Harold Strachan's Last Word

Figurative. Drawing conclusions


Back in historical times, 1950s, I had a dinky little bachelor flat on the beachfront and a very advanced three-speed bicycle. Durbs still had a touch of East African romance about it. I’d ride to work along Queen Victoria’s Embankment with its coconut palms, here the Sea-Scout jetty with yachts, there a flock of flamingoes, then a circle of pelicans doing their strange headstand fishing and, over the way, the small ships of the whaling fleet hove to at the factory slipway with its old steam locomotive. And here I go, off to earn an honest crust.

Teaching art.

Teaching art? Bloody hell, man, you can’t teach art. What you might try though is to disinhibit 18-year-olds of all the crap that is laid on kids in infancy. You know, the poor little buggers get a colouring-in book for Christmas and a box of crayons, and Ma says No you mustn’t go over the line like that and No, bunnies are not blue. Those are mistakes. Sins. Then when they understand the morality of it all they’re given a sketch book and a pencil and rubber and told to go and copy Nature without mistakes for colouring in without mistakes. So by the time they hit 18 they’re proper zombies and just ready for Geordie Howe’s Proper Advanced Art School.

Geordie Howe was a mid-age pudgy Pom known here mongst art students at the Natal Technical College as Ol’ Mudguts, and his ambition was to run his department like the Slade school in London. At the Slade, by an ingenious method of triangulation, you were able after four years to copy a nude model without a single mistake. You used your pencil as a measuring rod, see, holding it at arm’s length in the direction of the model and closing one eye as you placed your thumbnail against a certain dimension and then comparing that against other dimensions. Also you used your pencil as a level and a plumb-bob, indeed some students had a piece of string with their rubber dangling on it for vertical measurement and one bloke actually had a small, small spirit level for the horizontal.

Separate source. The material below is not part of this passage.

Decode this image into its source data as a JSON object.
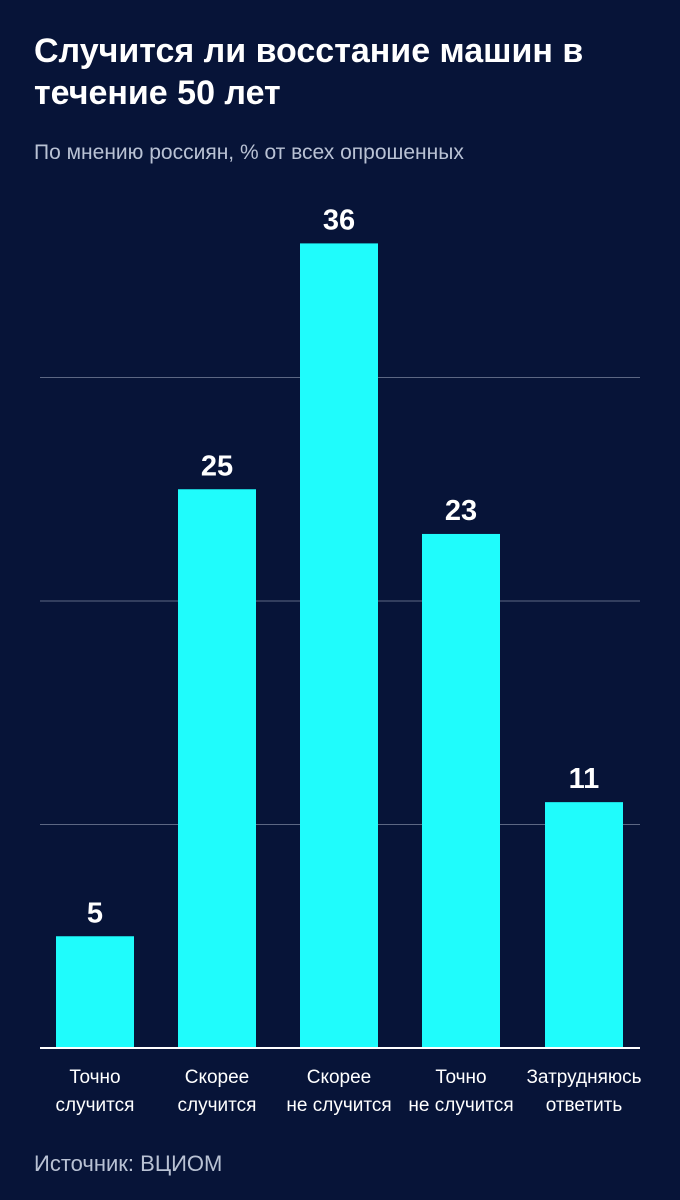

Thus equipped, in no more than an hour you’d have 100%, fit for a diploma. All drawings were the same size, known as Sight Size, because that’s how big one saw the model. I noticed that Slade students’ arms were all about the same length, but let it pass. I was a visiting friend of the maestro, you understand.

From an agency he’d got for a model a pallid woman with false teeth, who for all her nudity was nice and warm for the first time that day in the depths of a grim London winter. We settled her in a comfortable pose with classical drapes upon which to sit. Bad mistake. After a bit her eyelids drooped and her mouth opened. After another bit the upper denture fell clack on the lower, she gasped and lunged forwards to bite the choppers back into position and the whole studentenschaft gasped Oh no! you’ve moved your feet! All fell to argument about how much, and the model, dear soul, burst into tears.

So here we all are in Durbs, pissed-off students and their object of off-urination Ol’ Mudguts, and we struggle to overcome the mutilations of childhood. But there’s one who appears to have no mutilation, name of Poppy Pegg, whom you’d call sort of dof, too onnosel to suffer it. She’s scribbling away over there all on her own, not even looking at the model, and I drift away from the psychotherapy and take a peep at what onnosel stuff she’s doing and... and... she’s doing me! Nude! She isn’t using the model at all. I never knew I looked like that to the outside world! She’s a natural, I tell you. But like all Nature’s crafty creatures she’s ephemeral. By the very next class she has simply disappeared. Nobody knows where. The police don’t know where. Mrs Pegg says Well that’s Poppy, gone again. Ah well.

And blow me down, six months later she’s back, and sommer sets to in her old corner of the Figure Drawing Studio as if nothing has happened. Poppy, say I, you look so healthy and happy, why have you not come back from your travels with a nice tan? Because I’ve been in the Antarctic, says she. I blink. What next? Seems she’d quietly climbed aboard one of the whalers at the slipway and when she revealed herself a hundred sea-miles distant the skipper said stuffed if he was going to turn back to Durban if the crew were willing to keep quiet about things. Which they were, bejasus. So there she took over the cooking of whale steaks with spuds, onions and plenty fat, and that’s why presently she has such a nice glisteny glow to her complexion.

Let’s see what you’re drawing, say I. And there you have it: figure drawing in the raw, a crewman firing a huge harpoon gun, starkers. She continues thus over the weeks: crewmen at every job of their trade, active, vital, these lads. No posed models. All nude. Dozens and dozens of drawings. Poppy, said I, you’re very welcome here, but why do you come to Figure Drawing at all? I need the diploma, says she. Diploma sucks, if I had my way I’d give her Geordie Howe’s job.